Dominion: An Anthology of Speculative Fiction from Africa and the African Diaspora
- Cover for Dominion Anthology
- Editors: Oghenechovwe Donald Ekpeki; Zelda Knight;
- Language: English
- Genre: Speculative fiction and poetry anthology
- Publisher: Aurelia Leo
- Publication date: 2020
- Publication place: United States
- Media type: Print (Paperback), e-book
- Pages: 264
- ISBN: 9781946024886

= Dominion: An Anthology of Speculative Fiction from Africa and the African Diaspora =

2020 speculative fiction anthology

Dominion: An Anthology of Speculative Fiction from Africa and the African Diaspora is a 2020 speculative fiction anthology edited by Oghenechovwe Donald Ekpeki and Zelda Knight. It contains thirteen works of short fiction, and a foreword by Tananarive Due. It was first published by Aurelia Leo in 2020.

== Contents ==
The anthology consists of thirteen works, including short stories, poems and novellas. Nine of the stories were originally published in Dominion, while four had been previously published.
- Foreword by Tananarive Due
- "Trickin'" by Nicole Givens Kurtz
- "Red_Bati" by Dilman Dila
- "A Maji Maji Chronicle" by Eugen Bacon - (First published in Backstory Magazine 1, no. 1, 2016)
- "The Unclean" by Nuzo Onoh - (First published in Unhallowed Graves, 2015)
- "A Mastery of German" by Marian Denise Moore
- "Convergence in Chorus Architecture" by Dare Segun Falowo
- "Emily" by Marian Denise Moore
- "To Say Nothing of Lost Figurines" by Rafeeat Aliyu
- "Sleep Papa, Sleep" by Suyi Davies Okungbowa - (First published in Lights Out: Resurrection, 2016)
- "Clanfall: Death of Kings" by Odida Nyabundi
- "The Satellite Charmer" by Mame Bougouma Diene
- "Thresher of Men" by Michael Boatman
- "Ife-Iyoku, the Tale of Imadeyunuagbon" by Oghenechovwe Donald Ekpeki - (First published in Selene Quarterly Magazine, August 2019)

== Background ==
Co-editor Olivia Raymond, under the pen name Zelda Knight, had the idea for an anthology of speculative fiction that centered Black experiences. After surviving a grease fire that left her and her family scarred, she wanted to start a project which represented "[her] Christianity, [her] Blackness, [her] Womanhood". While recovering from flash burns, she read about the historical The 1619 Project, which partly inspired the themes of Dominion. Knight approached Oghenechovwe Donald Ekpeki to co-edit. Knight had previously published Ekpeki's short story "Ife-Iyoku, the Tale of Imadeyunuagbon" in Selene Quarterly Magazine, and the story was also included in Dominion.

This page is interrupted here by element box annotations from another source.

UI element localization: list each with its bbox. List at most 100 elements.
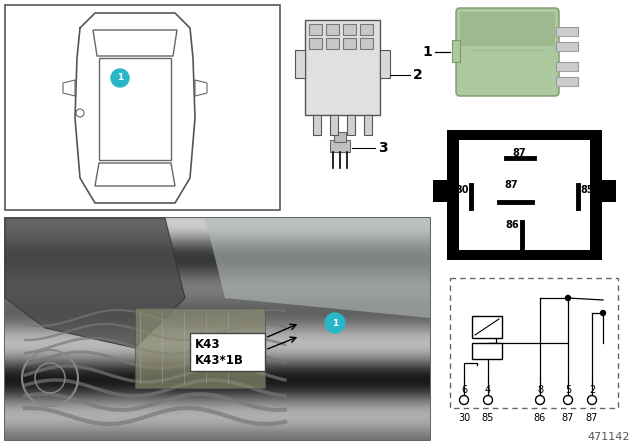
Bar — [5, 387, 430, 388]
Bar — [5, 241, 430, 242]
Bar — [5, 380, 430, 381]
Bar — [5, 315, 430, 316]
Bar — [5, 327, 430, 328]
Bar — [5, 286, 430, 287]
Bar — [5, 406, 430, 407]
Bar — [5, 349, 430, 350]
Bar — [5, 268, 430, 269]
Bar — [5, 382, 430, 383]
Bar — [5, 239, 430, 240]
Bar — [5, 393, 430, 394]
Bar — [326, 24, 339, 35]
Bar — [5, 381, 430, 382]
Bar — [5, 234, 430, 235]
Bar — [5, 351, 430, 352]
Bar — [5, 364, 430, 365]
Bar — [5, 407, 430, 408]
Text: 5: 5 — [565, 385, 571, 395]
Circle shape — [566, 296, 570, 301]
Bar — [5, 324, 430, 325]
Bar — [452, 40, 460, 62]
Text: 1: 1 — [422, 45, 432, 59]
Bar — [5, 384, 430, 385]
Polygon shape — [205, 218, 430, 318]
Bar — [343, 24, 356, 35]
Bar — [5, 399, 430, 400]
Bar — [5, 402, 430, 403]
Bar — [5, 378, 430, 379]
Bar — [5, 367, 430, 368]
Bar — [5, 317, 430, 318]
Bar — [5, 401, 430, 402]
Bar — [5, 278, 430, 279]
Bar — [5, 231, 430, 232]
Bar — [5, 360, 430, 361]
Bar — [5, 379, 430, 380]
Bar — [5, 405, 430, 406]
Bar — [5, 274, 430, 275]
Bar — [5, 414, 430, 415]
Bar — [556, 77, 578, 86]
Bar — [309, 24, 322, 35]
Bar — [5, 362, 430, 363]
Bar — [5, 422, 430, 423]
Bar — [5, 262, 430, 263]
Bar — [5, 218, 430, 440]
Text: 471142: 471142 — [588, 432, 630, 442]
Bar — [5, 270, 430, 271]
Bar — [5, 288, 430, 289]
Bar — [5, 289, 430, 290]
Bar — [5, 266, 430, 267]
Bar — [5, 424, 430, 425]
Bar — [5, 331, 430, 332]
Bar — [5, 293, 430, 294]
Text: 87: 87 — [562, 413, 574, 423]
Bar — [5, 243, 430, 244]
Text: K43*1B: K43*1B — [195, 353, 244, 366]
Text: 4: 4 — [485, 385, 491, 395]
Bar — [5, 290, 430, 291]
Bar — [5, 292, 430, 293]
Bar — [556, 62, 578, 71]
Bar — [5, 255, 430, 256]
Bar — [5, 221, 430, 222]
Bar — [5, 394, 430, 395]
Bar — [5, 314, 430, 315]
Bar — [5, 223, 430, 224]
Bar — [5, 432, 430, 433]
Bar — [5, 287, 430, 288]
Bar — [5, 397, 430, 398]
Bar — [5, 229, 430, 230]
Bar — [5, 259, 430, 260]
Bar — [5, 329, 430, 330]
Bar — [5, 416, 430, 417]
Bar — [5, 337, 430, 338]
Bar — [5, 264, 430, 265]
Bar — [5, 353, 430, 354]
Bar — [5, 303, 430, 304]
Bar — [5, 295, 430, 296]
Bar — [5, 330, 430, 331]
Bar — [5, 385, 430, 386]
Bar — [5, 263, 430, 264]
Bar — [5, 427, 430, 428]
Bar — [5, 309, 430, 310]
Bar — [5, 261, 430, 262]
Bar — [5, 415, 430, 416]
Bar — [5, 417, 430, 418]
Bar — [5, 5, 280, 210]
Bar — [5, 267, 430, 268]
Bar — [5, 240, 430, 241]
Bar — [472, 316, 502, 338]
Text: 30: 30 — [456, 185, 469, 195]
Bar — [5, 348, 430, 349]
Bar — [5, 233, 430, 234]
Bar — [330, 140, 350, 152]
Bar — [5, 438, 430, 439]
Bar — [5, 249, 430, 250]
Bar — [5, 226, 430, 227]
Text: 1: 1 — [117, 73, 123, 82]
Bar — [5, 277, 430, 278]
Bar — [5, 294, 430, 295]
Bar — [5, 253, 430, 254]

In an interview from September 2020, Ekpeki and Knight confirmed that Volume 2 of Dominion was in development, and would include both new and returning writers.

== Reception ==
The anthology received mostly positive reviews from critics. Fiona Moore of the British Science Fiction Association gave the anthology a positive review, particularly for its handling of Afrocentric and Afrofuturist themes, and its "re-interpretation of colonialist [science fiction] tropes such as vampires and AI." Moore compared it to So Long Been Dreaming, another anthology of speculative fiction stories from authors of color.

It was included on Den of Geek's "Best Non-Western and POC Fantasy Books in 2020." Sarah Deeming of the British Fantasy Society praised the scope of the anthology, as well as the individual quality of its collected short stories. Deeming had particular praise for Ono's "Unclean", on account of its portrayal of patriarchy and the conflict between native beliefs and Christianity.

== Awards ==
The anthology received several awards and nominations. It won the British Fantasy Award for "Best Anthology" in 2021. It was nominated for "Best Anthology" at the 2021 Locus Awards, and the 2020 This Is Horror awards.

Individual stories published in the anthology were also nominated for awards and subsequently republished. Ekpeki's "Ife-Iyoku, the Tale of Imadeyunuagbon" was nominated for a Nebula Award for Best Novella. Both "Ife-Iyoku, the Tale of Imadeyunuagbon" and Dilman Dila's "Red_Bati" were nominated for a BSFA Award for Best Short Fiction. "A Mastery of German" by Marian Denise Moore was republished in Jonathan Strahan's The Year's Best Science Fiction: Volume 2.